On Tuesday, Western Australia Supreme Court judge Justice Jenni Hill adjourned the matter until next month.
When MinRes managed to clinch a deal with McGrath Nicol to buy part of Alita and all of its Bald Hill lithium mine without any rival bidders getting access to the books, it had seemed the two firms had a tight relationship.
However, MinRes’ court action arguing McGrath Nicol’s role as liquidator for Alita Resources was redundant because of the amount of cash the Western Australia-based company has in the bank.
“Alita Resources has circa $100m in cash.

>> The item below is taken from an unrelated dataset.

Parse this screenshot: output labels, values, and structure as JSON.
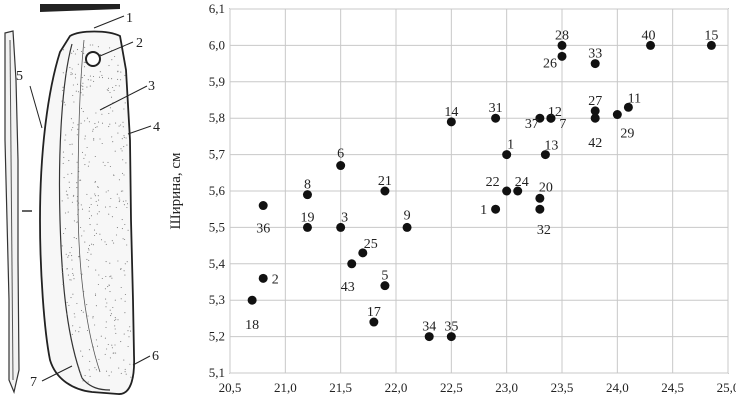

There is no longer a need for liquidators who are charging significant fees for their services,” a MinRes spokesman said.
“The affairs of the company can be managed by a newly constituted board.”
Through a series of structures, Alita had Australia’s only in-production lithium mines, Bald Hill.
It was placed in administration in 2019 when prices for the commodity slumped, and since then McGrath Nicol – while acting as administrator – had been in protracted arrangements to sell the company to a China-connected company which it installed to run its Bald Hill mine and which subsequently sold its lithium at dramatically below-market rates.
That bid by the China-connected company, Austroid Holdings (and an earlier one by related company CHEL) was knocked back by the Foreign Investment Review Board, and subsequently McGrath Nicol sold a stake in Alita to MinRes.
Lithium is a key commodity needed for the electrification of the world and a component in batteries for electric vehicles (EV), mobile phones, and solar power backup storage.
As more countries have signed up for net zero targets, prices for lithium have tripled over four years but have fallen this past year on fears of a slowdown in EV sales in China.
McGrath Nicol has said it was taken by surprise by MinRes’s attempt to remove it and said in a statement to Alita shareholders that the dual listed entity – listed in both Australia and Singapore – was still in debt.
McGrath Nicol said companies associated with Alita owed the Australian Taxation Office about $203m.
That could potentially have made the ATO the biggest creditor in Alita, ahead of Austroid, which had agreed to the MinRes deal.
“The liquidators received a letter enclosing a formal proof of debt from the ATO in the amount $203,045,626.28 which states that Alita still is, justly, truly and contingently indebted to the deputy commissioner of taxation for income tax,” McGrath Nicol said in a statement. “Tax consultants have been engaged to prepare and finalise the Alita Group’s
income tax returns for FY23 and FY24. The FY24 tax returns will also include an assessment of the tax payable following the sale of Alita’s shares in Tawana.”
Alita was delisted from the ASX, but its shares remain on hold in Singapore.
A MinRes spokesman said its proposed move would allow shareholders – including in the ASX-listed entity – to “vote on the directors and have a say on the future affairs of the company”.
“MinRes supports control reverting to a newly constituted board of directors who have been approved by shareholders and who will be accountable to the shareholders,” the spokesman said.
McGrath Nicol has previously come under scrutiny for not opening the books of Alita to other potential bidders and instead selling Bald Hill to MinRes for about $260m plus the 9.9 per cent shareholding in Alita.
As The Australian revealed earlier this year, Glencore and Sagex Capital had made a non-binding offer to buy the company’s debt and relist it for as much as $1.8bn.